14.  Greater than 50%

Fraction of investigators and community docs who would use fulvestrant in a postmenopausal patient who relapses on adjuvant anastrozole (Figure 61, page 46).

This choice is interesting, particularly because there are no data comparing tamoxifen to fulvestrant in this situation, although there are data showing essentially equivalent results of these two agents in hormone-naïve patients. Other research has demonstrated at least equivalence between fulvestrant and anastrozole in patients who progress on tamoxifen.

Note also that about half of the investigators use a loading dose of fulvestrant, while this approach is much less commonly utilized in the community setting (Figure 64, page 48).

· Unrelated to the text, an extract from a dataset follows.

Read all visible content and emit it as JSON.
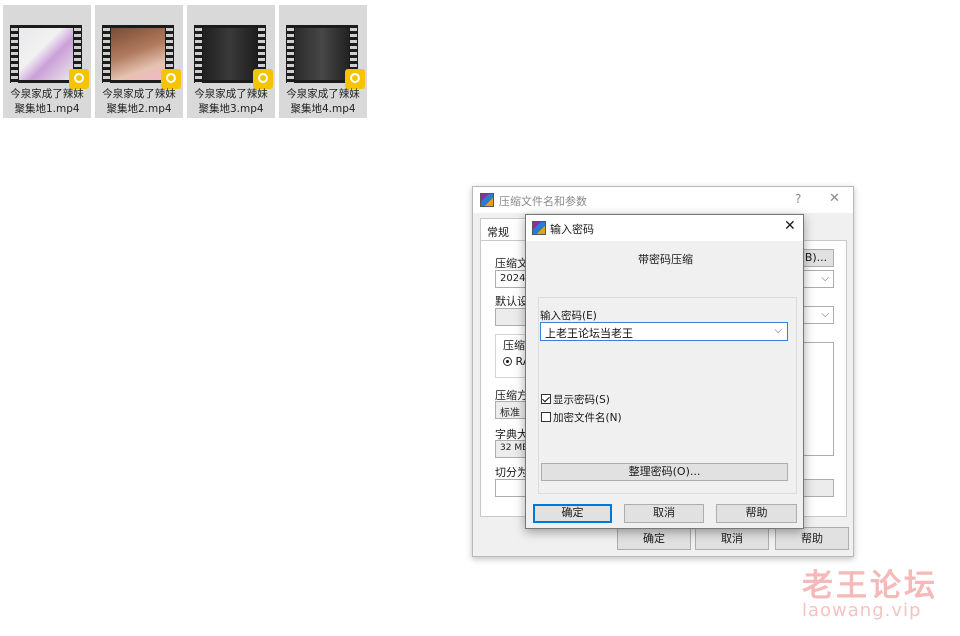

This is our fifth issue of Patterns of Care devoted exclusively to the management of breast cancer. With each new survey, I eagerly anticipate the opportunity to look at the data because in my mind these findings truly provide a glimpse into what clinical investigators and oncologists in practice consider state-of-the-art patient care. I can’t wait to see what cool numbers emerge in 2006.

— Neil Love, MD

The data in this monograph reflect a series of telephone/fax/email surveys conducted in August/September 2005 of 100 randomly selected US-based medical oncologists who spend more than 50 percent of their time in patient care. Sample sizes of 50 are presented. In addition the survey was completed by 45 clinical investigators who spend more than 80 percent of clinical time caring for breast cancer patients. Survey results were reviewed by Clifford Hudis, MD and Debu Tripathy, MD.